The relation between involvement of the central nervous system in schistosomiasis mansoni and the clinical forms of the parasitosis. A review
- PMID: 1899892
The relation between involvement of the central nervous system in schistosomiasis mansoni and the clinical forms of the parasitosis. A review
Abstract
A review of the available literature on the involvement of the central nervous system (CNS) in schistosomiasis mansoni was undertaken to assess the schistosomal lesions in the spinal cord and brain and the clinical forms of the disease that are associated with these lesions. In almost all clinically symptomatic cases of neuroschistosomiasis mansoni (NSM), involvement of the CNS starts in the early stages of infection (non-toxaemic form), during evolution of the disease to its chronic forms, or concomitantly with the (oligo or asymptomatic) chronic intestinal and hepatointestinal forms. In-situ ova deposition following the anomalous migration of adult worms appears to be the main, if not the only, mechanism by which Schistosoma mansoni may reach the CNS in patients with the intestinal and hepatointestinal forms of the parasitosis. The mass effect produced by the heavy concentration of ova and granulomas in circumscribed areas of the spinal cord and brain explains the severe neurological symptoms observed in most of these patients.
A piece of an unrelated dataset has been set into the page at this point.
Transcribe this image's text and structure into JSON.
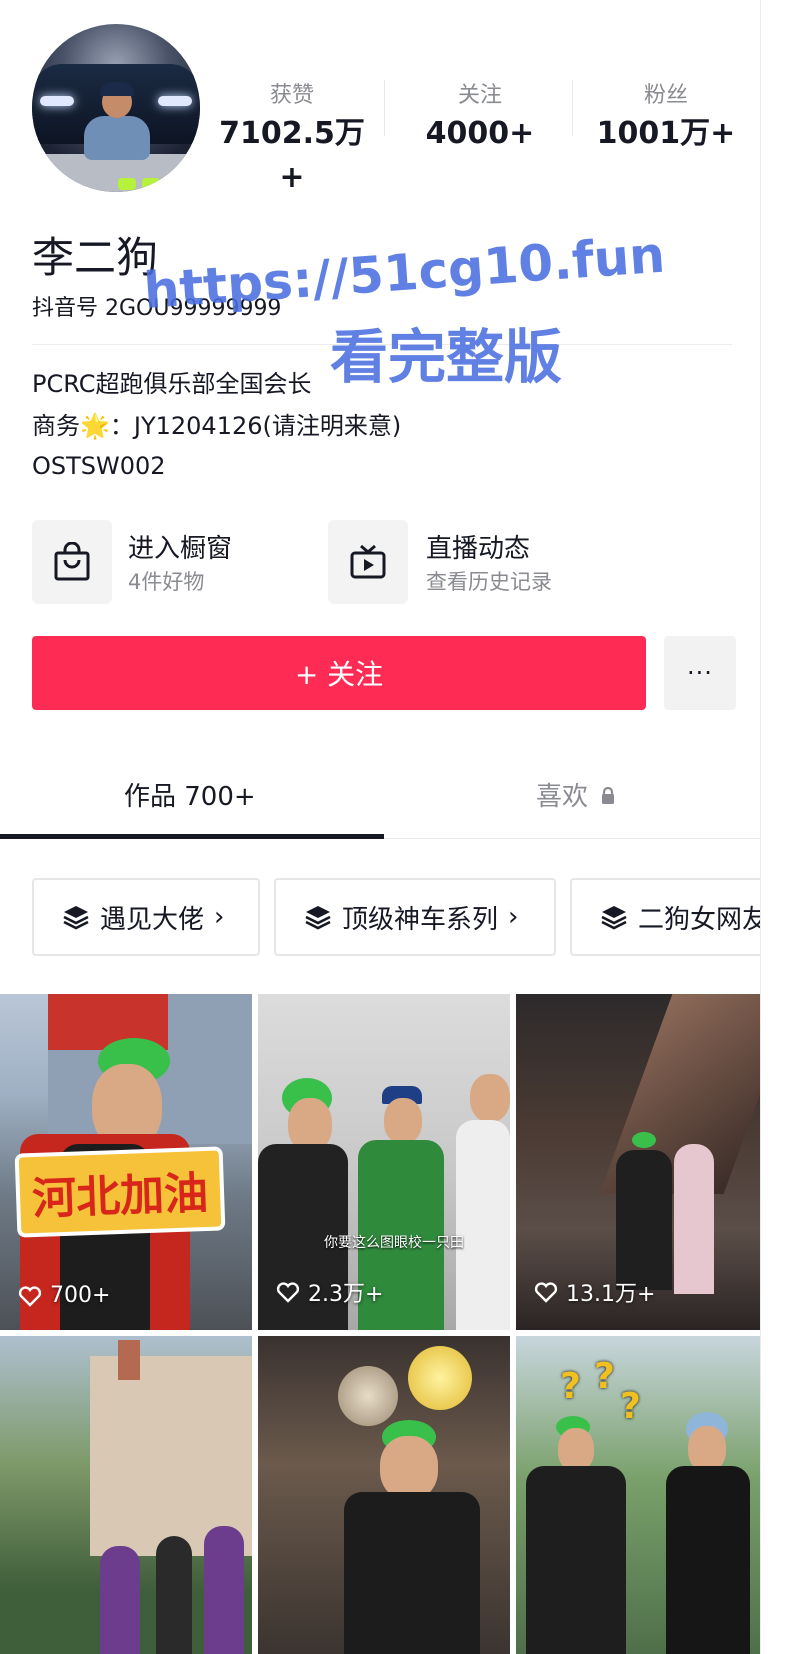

Though more frequent, CNS involvement associated with the hepatosplenic and cardiopulmonary forms is almost always asymptomatic. The random distribution of ova in the CNS of patients with these forms suggests that ova are carried there mainly as emboli via the arterial system or through retrograde venous flow. Because of the discrete inflammatory reaction elicited by the sparsely distributed ova, neurological symptoms attributable to ova deposition are not present in most NSM patients with the hepatosplenic and cardiopulmonary forms.